Wskazał, że są w Polsce przychodnie, w których mimo wysokiego poziomu wyszczepienia w służbach medycznych, spadającej liczby zakażeń i luzowania obostrzeń – ilość teleporad rośnie, zamiast spadać.

- „Są takie przychodnie, gdzie funkcja teleporad zdominowała wszystkie inne formy świadczenia usług i w zasadzie wyparła bezpośredni kontakt z pacjentem”

- stwierdził Niedzielski.

Zaznaczył, że sygnały od organizacji pacjentów zostały potwierdzone analizami NFZ. Takie praktyki nie będą tolerowane.

- „Moim obowiązkiem jest nie tylko reagowanie na sytuacje, w której pacjenci są praktycznie odcięci od podstawowych usług medycznych, ale również zapewnienie im dostępu, który nie będzie oznaczał pogorszenia warunków.

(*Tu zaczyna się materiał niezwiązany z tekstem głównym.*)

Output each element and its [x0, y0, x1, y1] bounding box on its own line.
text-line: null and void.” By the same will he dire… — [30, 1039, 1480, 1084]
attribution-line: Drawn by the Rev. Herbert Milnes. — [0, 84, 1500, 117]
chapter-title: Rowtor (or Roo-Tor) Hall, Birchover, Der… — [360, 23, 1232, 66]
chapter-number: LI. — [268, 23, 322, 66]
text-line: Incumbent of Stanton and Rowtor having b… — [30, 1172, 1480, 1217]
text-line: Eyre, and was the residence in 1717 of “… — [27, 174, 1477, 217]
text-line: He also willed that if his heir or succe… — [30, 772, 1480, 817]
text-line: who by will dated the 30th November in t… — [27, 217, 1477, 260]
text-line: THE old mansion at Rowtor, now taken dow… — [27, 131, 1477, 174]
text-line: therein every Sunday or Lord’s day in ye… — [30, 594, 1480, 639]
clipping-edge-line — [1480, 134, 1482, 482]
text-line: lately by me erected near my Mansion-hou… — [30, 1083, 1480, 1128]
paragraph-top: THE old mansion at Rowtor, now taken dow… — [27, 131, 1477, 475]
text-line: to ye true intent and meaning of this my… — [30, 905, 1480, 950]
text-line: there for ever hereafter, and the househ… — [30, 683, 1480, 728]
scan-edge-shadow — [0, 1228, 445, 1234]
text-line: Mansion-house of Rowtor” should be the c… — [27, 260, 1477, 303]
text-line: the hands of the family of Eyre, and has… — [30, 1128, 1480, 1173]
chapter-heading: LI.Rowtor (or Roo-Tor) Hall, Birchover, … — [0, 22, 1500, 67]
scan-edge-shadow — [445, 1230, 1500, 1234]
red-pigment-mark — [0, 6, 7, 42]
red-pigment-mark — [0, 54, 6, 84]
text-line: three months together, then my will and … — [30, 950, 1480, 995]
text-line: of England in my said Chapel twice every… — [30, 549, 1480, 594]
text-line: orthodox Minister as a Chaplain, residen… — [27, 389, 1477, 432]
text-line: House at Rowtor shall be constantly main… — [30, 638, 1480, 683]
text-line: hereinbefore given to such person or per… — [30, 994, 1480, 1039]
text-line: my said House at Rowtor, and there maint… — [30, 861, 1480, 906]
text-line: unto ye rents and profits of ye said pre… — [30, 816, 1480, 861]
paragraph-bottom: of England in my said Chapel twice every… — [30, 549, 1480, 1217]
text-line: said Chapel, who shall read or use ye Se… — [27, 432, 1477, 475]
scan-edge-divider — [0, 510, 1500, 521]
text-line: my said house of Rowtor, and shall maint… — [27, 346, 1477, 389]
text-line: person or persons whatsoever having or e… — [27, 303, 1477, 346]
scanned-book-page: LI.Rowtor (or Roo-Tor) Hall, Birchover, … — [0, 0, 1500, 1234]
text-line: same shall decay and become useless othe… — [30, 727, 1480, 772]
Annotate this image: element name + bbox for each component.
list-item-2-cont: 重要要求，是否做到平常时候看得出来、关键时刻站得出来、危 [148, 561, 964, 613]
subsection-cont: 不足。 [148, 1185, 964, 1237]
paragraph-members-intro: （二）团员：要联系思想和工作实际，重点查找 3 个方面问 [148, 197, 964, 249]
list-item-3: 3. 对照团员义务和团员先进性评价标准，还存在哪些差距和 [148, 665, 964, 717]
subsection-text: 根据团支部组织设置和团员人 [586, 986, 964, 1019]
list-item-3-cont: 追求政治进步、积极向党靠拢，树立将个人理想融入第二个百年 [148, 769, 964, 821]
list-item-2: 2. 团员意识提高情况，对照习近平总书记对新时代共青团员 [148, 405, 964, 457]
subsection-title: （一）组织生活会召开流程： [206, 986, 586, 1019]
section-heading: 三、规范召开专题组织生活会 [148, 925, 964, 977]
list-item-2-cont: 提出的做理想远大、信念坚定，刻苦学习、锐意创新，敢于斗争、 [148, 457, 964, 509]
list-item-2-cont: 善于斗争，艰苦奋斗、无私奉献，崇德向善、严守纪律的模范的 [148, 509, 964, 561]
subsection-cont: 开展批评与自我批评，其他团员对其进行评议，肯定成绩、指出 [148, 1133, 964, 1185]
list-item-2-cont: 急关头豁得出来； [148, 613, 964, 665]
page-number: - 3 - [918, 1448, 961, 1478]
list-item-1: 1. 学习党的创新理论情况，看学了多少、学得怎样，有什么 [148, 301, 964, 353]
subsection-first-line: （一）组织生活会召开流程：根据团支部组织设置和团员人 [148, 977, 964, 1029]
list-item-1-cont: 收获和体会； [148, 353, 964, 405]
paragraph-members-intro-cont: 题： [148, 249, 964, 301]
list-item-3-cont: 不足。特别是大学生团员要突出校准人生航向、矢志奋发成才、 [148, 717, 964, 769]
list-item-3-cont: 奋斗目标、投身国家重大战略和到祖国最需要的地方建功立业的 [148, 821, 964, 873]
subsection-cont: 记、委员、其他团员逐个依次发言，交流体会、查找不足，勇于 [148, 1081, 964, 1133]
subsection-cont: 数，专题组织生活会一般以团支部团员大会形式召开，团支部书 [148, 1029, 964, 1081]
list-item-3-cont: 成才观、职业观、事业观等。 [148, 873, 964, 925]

Dlatego razem z prezesem Nardowego Funduszu Zdrowia przygotowaliśmy rozwiązania, które zapewnią tę opiekę. Chcę więc wszystkich od razu uspokoić, że nie przedłużając im usług, zagwarantujemy naszym pacjentom, że będą mieli dostęp do lekarza Podstawowej Opieki Zdrowotnej”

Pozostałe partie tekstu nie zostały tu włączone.